Apenas os animais cujos chifres se fecham numa curva de 360 graus são abatidos pelos caçadores. Resultado: a reprodução fica a cargo dos carneiros de chifres menos vistosos, que geram proles com as mesmas características. Nos últimos trinta anos, o tamanho dos chifres dos carneiros montanheses diminuiu 25%.
Esses dois casos parecem contrariar o que geralmente se pensa a respeito da evolução das espécies: que as alterações significativas em animais ou vegetais levam milênios ou milhões de anos para se concretizar. Como ocorreu, aliás, com o Homo sapiens. Não é bem assim. Há muito os biólogos sabem que a evolução pode ocorrer rapidamente. O próprio Charles Darwin, o naturalista inglês que formulou a teoria da evolução das espécies, registrou transformações rápidas, determinadas pela interferência humana, em cães e pombos.

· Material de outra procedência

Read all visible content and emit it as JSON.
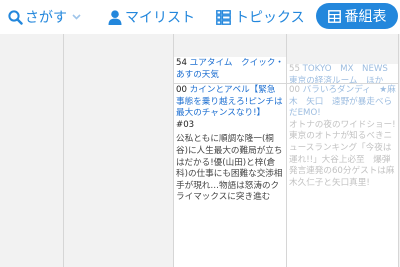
{
  "nav": {
    "search_label": "さがす",
    "mylist_label": "マイリスト",
    "topics_label": "トピックス",
    "guide_label": "番組表"
  },
  "colors": {
    "accent": "#2387dc",
    "title_link": "#1d6fd1",
    "grid_bg": "#f2f2f2"
  },
  "icons": {
    "search": "search-icon",
    "dropdown": "chevron-down-icon",
    "mylist": "person-icon",
    "topics": "list-icon",
    "guide": "grid-icon"
  },
  "programs": {
    "p1": {
      "minute": "54",
      "title": "ユアタイム　クイック・あすの天気"
    },
    "p2": {
      "minute": "00",
      "title": "カインとアベル【緊急事態を乗り越えろ!ピンチは最大のチャンスなり!】",
      "badge": "#03",
      "desc": "公私ともに順調な隆一(桐谷)に人生最大の難局が立ちはだかる!優(山田)と梓(倉科)の仕事にも困難な交渉相手が現れ…物語は怒涛のクライマックスに突き進む"
    },
    "p3": {
      "minute": "55",
      "title": "TOKYO　MX　NEWS　東京の経済ルーム　ほか"
    },
    "p4": {
      "minute": "00",
      "title": "バラいろダンディ　★麻木　矢口　遠野が暴走べらだEMO!",
      "desc": "オトナの夜のワイドショー!東京のオトナが知るべきニュースランキング「今夜は運れ!!」大谷上必至　爆弾発言連発の60分ゲストは麻木久仁子と矢口真里!"
    }
  }
}
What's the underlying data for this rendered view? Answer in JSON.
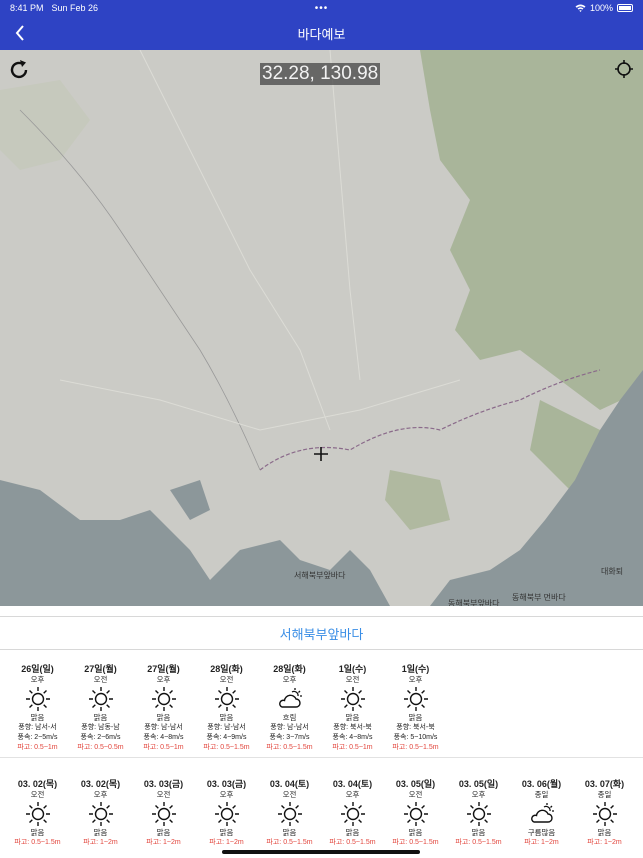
{
  "status_bar": {
    "time": "8:41 PM",
    "date": "Sun Feb 26",
    "dots": "•••",
    "battery": "100%"
  },
  "nav": {
    "title": "바다예보",
    "back_icon": "chevron-left-icon"
  },
  "map": {
    "coordinates": "32.28, 130.98",
    "labels": [
      {
        "text": "서해북부앞바다",
        "name": "label-west-sea"
      },
      {
        "text": "동해북부앞바다",
        "name": "label-east-sea-near"
      },
      {
        "text": "동해북부 먼바다",
        "name": "label-east-sea-far"
      },
      {
        "text": "대화퇴",
        "name": "label-daehwatoe"
      }
    ]
  },
  "region_title": "서해북부앞바다",
  "forecast_row1": [
    {
      "date": "26일(일)",
      "period": "오후",
      "icon": "sun",
      "cond": "맑음",
      "wind_dir": "풍향: 남서-서",
      "wind_speed": "풍속: 2~5m/s",
      "wave": "파고: 0.5~1m"
    },
    {
      "date": "27일(월)",
      "period": "오전",
      "icon": "sun",
      "cond": "맑음",
      "wind_dir": "풍향: 남동-남",
      "wind_speed": "풍속: 2~6m/s",
      "wave": "파고: 0.5~0.5m"
    },
    {
      "date": "27일(월)",
      "period": "오후",
      "icon": "sun",
      "cond": "맑음",
      "wind_dir": "풍향: 남-남서",
      "wind_speed": "풍속: 4~8m/s",
      "wave": "파고: 0.5~1m"
    },
    {
      "date": "28일(화)",
      "period": "오전",
      "icon": "sun",
      "cond": "맑음",
      "wind_dir": "풍향: 남-남서",
      "wind_speed": "풍속: 4~9m/s",
      "wave": "파고: 0.5~1.5m"
    },
    {
      "date": "28일(화)",
      "period": "오후",
      "icon": "cloud",
      "cond": "흐림",
      "wind_dir": "풍향: 남-남서",
      "wind_speed": "풍속: 3~7m/s",
      "wave": "파고: 0.5~1.5m"
    },
    {
      "date": "1일(수)",
      "period": "오전",
      "icon": "sun",
      "cond": "맑음",
      "wind_dir": "풍향: 북서-북",
      "wind_speed": "풍속: 4~8m/s",
      "wave": "파고: 0.5~1m"
    },
    {
      "date": "1일(수)",
      "period": "오후",
      "icon": "sun",
      "cond": "맑음",
      "wind_dir": "풍향: 북서-북",
      "wind_speed": "풍속: 5~10m/s",
      "wave": "파고: 0.5~1.5m"
    }
  ],
  "forecast_row2": [
    {
      "date": "03. 02(목)",
      "period": "오전",
      "icon": "sun",
      "cond": "맑음",
      "wave": "파고: 0.5~1.5m"
    },
    {
      "date": "03. 02(목)",
      "period": "오후",
      "icon": "sun",
      "cond": "맑음",
      "wave": "파고: 1~2m"
    },
    {
      "date": "03. 03(금)",
      "period": "오전",
      "icon": "sun",
      "cond": "맑음",
      "wave": "파고: 1~2m"
    },
    {
      "date": "03. 03(금)",
      "period": "오후",
      "icon": "sun",
      "cond": "맑음",
      "wave": "파고: 1~2m"
    },
    {
      "date": "03. 04(토)",
      "period": "오전",
      "icon": "sun",
      "cond": "맑음",
      "wave": "파고: 0.5~1.5m"
    },
    {
      "date": "03. 04(토)",
      "period": "오후",
      "icon": "sun",
      "cond": "맑음",
      "wave": "파고: 0.5~1.5m"
    },
    {
      "date": "03. 05(일)",
      "period": "오전",
      "icon": "sun",
      "cond": "맑음",
      "wave": "파고: 0.5~1.5m"
    },
    {
      "date": "03. 05(일)",
      "period": "오후",
      "icon": "sun",
      "cond": "맑음",
      "wave": "파고: 0.5~1.5m"
    },
    {
      "date": "03. 06(월)",
      "period": "종일",
      "icon": "cloud",
      "cond": "구름많음",
      "wave": "파고: 1~2m"
    },
    {
      "date": "03. 07(화)",
      "period": "종일",
      "icon": "sun",
      "cond": "맑음",
      "wave": "파고: 1~2m"
    }
  ],
  "colors": {
    "nav": "#2e43c4",
    "accent": "#3a8ee6",
    "wave": "#e2453c"
  }
}
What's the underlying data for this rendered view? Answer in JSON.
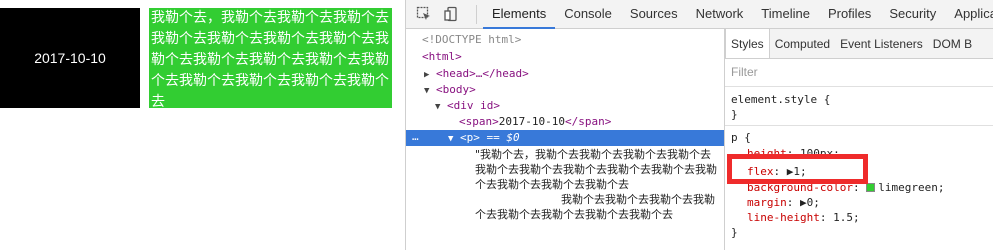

Mais recentemente, constatou-se que, em questão de anos, bactérias são capazes de desenvolver resistência aos antibióticos e pragas tornam-se imunes a pesticidas. O que tem espantado os cientistas é que essa evolução a jato, antes restrita a casos pontuais, está ocorrendo na natureza com uma freqüência impressionante, em centenas de espécies – e quase sempre se enxerga nelas a mão do homem.
As alterações no clima global causadas pelo efeito estufa, por exemplo, têm feito com que várias espécies modifiquem seu ciclo vital para se adequar às mudanças de temperatura. Cientistas da Universidade de Alberta, no Canadá, descobriram que as fêmeas do esquilo vermelho da região canadense do Yukon passaram a dar à luz na primavera dezoito dias mais cedo do que há dez anos. A explicação é que a primavera na região hoje também começa antes. Mesmo quando o ser humano pensa estar colaborando para proteger as espécies, pode estar, na verdade, contribuindo para que elas sofram processos de seleção artificiais e indesejáveis. O melhor exemplo disso está no fundo do mar e dos rios.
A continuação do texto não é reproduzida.